Conformément aux dispositions de l’article L. 2312-59 du Code du travail, si un élu du comité social et économique (CSE) constate une atteinte aux droits des personnes, à leur santé physique et mentale ou aux libertés individuelles, qui ne serait pas justifiée par la nature de la tâche à accomplir ou proportionnée au but recherché, il en saisit l’employeur, lequel doit sans délai mener une enquête avec le membre du CSE et prendre les mesures nécessaires pour remédier à la situation. En cas de carence de l’employeur ou de divergence sur la réalité de l’atteinte, et à défaut de solution trouvée avec l’employeur, le salarié peut saisir directement le bureau de jugement du conseil de prud’hommes dans le cadre d’une procédure accélérée au fond. La saisine peut également être à l’initiative du membre du CSE, sous réserve que le salarié, averti par écrit de cette démarche, ne s’y oppose pas. Il appartient ensuite à la juridiction prud’homale, si elle l’estime justifié, d’ordonner les mesures propres à faire cesser l’atteinte.
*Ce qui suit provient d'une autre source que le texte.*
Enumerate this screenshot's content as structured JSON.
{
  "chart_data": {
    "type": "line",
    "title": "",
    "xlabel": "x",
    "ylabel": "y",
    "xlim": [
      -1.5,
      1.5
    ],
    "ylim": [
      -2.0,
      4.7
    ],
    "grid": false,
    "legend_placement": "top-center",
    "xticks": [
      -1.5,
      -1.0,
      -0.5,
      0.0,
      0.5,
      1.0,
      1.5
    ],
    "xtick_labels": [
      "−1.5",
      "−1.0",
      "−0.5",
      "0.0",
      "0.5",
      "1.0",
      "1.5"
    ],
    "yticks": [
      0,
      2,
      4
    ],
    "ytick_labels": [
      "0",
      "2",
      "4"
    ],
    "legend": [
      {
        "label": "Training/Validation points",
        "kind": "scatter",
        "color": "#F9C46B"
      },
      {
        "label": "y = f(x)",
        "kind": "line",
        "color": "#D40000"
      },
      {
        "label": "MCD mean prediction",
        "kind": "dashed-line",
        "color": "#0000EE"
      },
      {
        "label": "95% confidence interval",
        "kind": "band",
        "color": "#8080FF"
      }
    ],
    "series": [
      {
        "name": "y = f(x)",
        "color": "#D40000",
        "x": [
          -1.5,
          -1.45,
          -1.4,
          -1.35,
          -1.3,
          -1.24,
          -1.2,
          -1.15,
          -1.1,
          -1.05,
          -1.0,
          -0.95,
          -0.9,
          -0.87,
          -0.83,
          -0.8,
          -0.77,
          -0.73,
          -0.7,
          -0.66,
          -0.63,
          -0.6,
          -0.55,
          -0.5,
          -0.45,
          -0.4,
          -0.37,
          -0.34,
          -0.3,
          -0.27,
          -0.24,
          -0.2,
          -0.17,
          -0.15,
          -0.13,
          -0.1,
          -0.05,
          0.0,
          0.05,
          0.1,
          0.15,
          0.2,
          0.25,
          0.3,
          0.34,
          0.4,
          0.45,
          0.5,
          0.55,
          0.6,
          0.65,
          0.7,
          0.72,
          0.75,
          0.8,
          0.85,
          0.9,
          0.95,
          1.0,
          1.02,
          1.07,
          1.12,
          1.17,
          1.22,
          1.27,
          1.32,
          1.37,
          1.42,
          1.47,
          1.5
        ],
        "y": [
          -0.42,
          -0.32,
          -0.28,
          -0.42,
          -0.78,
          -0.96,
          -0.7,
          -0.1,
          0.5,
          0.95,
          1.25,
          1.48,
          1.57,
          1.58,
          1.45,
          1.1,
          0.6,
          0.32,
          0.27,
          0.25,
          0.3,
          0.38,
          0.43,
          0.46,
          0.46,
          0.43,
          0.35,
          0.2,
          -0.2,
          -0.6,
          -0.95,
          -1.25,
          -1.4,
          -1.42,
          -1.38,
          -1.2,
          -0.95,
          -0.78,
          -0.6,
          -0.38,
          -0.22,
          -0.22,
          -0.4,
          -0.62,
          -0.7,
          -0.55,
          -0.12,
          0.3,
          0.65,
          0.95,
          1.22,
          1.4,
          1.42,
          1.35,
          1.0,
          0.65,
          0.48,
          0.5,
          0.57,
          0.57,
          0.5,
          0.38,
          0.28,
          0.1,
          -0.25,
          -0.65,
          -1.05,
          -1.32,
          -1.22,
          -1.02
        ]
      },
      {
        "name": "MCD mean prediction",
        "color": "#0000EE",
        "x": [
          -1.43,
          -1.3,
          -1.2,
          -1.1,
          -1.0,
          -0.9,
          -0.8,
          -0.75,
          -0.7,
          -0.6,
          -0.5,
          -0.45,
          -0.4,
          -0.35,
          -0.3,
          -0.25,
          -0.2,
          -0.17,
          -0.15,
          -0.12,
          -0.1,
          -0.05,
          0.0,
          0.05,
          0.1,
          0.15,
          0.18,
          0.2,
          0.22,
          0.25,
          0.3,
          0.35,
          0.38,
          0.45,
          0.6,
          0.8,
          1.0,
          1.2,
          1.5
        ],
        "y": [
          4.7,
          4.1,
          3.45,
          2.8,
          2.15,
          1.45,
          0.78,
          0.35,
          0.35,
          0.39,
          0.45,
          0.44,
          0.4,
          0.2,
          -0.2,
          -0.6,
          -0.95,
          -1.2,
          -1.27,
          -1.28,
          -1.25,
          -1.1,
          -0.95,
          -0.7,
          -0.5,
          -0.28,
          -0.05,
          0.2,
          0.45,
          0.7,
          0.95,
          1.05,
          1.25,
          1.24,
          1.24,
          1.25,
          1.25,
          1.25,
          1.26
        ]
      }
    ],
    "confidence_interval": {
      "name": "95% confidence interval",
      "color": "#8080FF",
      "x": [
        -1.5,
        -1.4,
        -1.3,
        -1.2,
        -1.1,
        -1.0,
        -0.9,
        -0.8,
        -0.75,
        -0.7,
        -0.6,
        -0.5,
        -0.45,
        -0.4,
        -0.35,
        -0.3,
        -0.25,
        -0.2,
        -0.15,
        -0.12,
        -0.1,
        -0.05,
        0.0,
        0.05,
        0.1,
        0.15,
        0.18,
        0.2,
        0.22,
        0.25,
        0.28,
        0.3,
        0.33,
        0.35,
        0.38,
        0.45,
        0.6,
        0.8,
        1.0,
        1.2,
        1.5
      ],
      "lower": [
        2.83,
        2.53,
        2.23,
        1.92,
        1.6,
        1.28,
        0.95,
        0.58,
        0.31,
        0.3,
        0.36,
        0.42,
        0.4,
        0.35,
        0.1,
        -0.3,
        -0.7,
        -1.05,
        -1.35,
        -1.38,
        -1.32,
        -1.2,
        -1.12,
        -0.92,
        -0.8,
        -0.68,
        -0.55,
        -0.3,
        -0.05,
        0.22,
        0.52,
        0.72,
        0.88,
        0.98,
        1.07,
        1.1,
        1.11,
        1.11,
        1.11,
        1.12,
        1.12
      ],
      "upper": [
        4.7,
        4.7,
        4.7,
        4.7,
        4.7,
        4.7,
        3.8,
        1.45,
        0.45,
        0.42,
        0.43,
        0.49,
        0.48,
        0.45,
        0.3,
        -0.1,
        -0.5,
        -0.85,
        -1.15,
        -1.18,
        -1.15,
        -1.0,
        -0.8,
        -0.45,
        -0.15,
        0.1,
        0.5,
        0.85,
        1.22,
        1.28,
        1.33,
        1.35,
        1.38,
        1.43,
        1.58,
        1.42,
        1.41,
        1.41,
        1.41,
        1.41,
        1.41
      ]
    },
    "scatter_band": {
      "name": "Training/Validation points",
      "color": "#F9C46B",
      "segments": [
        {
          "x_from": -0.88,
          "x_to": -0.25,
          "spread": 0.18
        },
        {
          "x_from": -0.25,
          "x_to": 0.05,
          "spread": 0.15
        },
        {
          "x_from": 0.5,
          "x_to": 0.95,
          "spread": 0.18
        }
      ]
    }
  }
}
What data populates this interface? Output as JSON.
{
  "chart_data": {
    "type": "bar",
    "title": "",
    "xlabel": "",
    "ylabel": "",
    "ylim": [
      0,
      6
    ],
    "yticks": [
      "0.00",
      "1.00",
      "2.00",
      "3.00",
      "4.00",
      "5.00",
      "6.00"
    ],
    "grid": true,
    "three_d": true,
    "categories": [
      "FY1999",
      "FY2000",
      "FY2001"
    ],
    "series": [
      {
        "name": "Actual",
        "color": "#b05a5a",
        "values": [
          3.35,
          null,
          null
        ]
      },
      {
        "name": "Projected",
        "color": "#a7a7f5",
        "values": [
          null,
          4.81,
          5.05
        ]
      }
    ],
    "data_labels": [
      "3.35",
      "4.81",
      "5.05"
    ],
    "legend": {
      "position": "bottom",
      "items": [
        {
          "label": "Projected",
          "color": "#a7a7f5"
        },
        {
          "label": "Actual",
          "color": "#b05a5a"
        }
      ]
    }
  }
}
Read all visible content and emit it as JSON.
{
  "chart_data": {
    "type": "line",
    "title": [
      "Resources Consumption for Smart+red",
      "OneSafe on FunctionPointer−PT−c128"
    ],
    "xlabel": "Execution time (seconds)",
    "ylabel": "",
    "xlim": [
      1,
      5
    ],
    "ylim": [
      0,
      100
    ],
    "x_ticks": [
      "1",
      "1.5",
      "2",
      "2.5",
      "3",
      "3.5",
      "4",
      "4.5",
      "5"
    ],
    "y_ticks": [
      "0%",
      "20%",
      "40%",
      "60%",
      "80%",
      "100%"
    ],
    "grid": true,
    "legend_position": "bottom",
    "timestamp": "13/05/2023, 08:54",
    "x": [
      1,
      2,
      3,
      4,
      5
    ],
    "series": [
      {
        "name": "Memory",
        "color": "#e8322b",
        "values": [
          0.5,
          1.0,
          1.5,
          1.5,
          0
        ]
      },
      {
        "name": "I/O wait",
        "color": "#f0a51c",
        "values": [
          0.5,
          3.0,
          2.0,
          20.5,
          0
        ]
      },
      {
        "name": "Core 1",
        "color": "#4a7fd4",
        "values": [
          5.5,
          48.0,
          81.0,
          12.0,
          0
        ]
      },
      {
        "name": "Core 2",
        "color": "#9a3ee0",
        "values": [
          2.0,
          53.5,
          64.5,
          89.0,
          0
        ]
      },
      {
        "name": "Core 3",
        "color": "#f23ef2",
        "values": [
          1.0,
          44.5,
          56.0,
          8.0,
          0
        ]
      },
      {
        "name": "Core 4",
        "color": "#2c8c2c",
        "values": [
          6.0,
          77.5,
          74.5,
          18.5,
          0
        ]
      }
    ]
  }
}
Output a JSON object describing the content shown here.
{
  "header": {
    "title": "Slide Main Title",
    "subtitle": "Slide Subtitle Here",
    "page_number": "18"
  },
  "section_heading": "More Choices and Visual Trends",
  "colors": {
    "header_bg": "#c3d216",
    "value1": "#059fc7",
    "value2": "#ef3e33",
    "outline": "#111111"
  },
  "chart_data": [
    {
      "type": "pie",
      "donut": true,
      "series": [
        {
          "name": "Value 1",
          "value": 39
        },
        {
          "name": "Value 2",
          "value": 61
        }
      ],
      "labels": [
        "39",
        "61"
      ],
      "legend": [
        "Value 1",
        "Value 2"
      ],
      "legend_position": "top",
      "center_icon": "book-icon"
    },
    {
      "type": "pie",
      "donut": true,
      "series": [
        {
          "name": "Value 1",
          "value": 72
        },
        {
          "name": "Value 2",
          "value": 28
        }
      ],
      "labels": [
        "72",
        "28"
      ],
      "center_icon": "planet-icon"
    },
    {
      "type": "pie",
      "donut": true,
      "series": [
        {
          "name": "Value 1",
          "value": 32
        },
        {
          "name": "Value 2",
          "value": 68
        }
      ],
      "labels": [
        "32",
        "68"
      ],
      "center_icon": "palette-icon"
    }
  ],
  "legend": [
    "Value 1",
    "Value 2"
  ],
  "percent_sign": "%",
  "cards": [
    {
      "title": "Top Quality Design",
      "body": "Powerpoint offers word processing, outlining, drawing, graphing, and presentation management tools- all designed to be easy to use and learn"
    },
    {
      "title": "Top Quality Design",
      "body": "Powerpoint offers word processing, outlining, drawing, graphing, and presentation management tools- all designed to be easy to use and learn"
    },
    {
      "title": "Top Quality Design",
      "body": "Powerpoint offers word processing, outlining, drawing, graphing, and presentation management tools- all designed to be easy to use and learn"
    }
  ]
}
Dans un arrêt de la Cour de cassation du 18 mars 2026 (n° 24-15.990), appelé à être publié au Bulletin, la chambre sociale se penche sur la recevabilité de l’action du CSE lorsqu’elle est concomitante au licenciement du salarié.
Dans cette affaire, la direction d’un établissement d’accueil de personnes en situation de handicap avait été informée de faits de maltraitance commis par une salariée employée en qualité d’aide médico-psychologique. Les faits avaient été...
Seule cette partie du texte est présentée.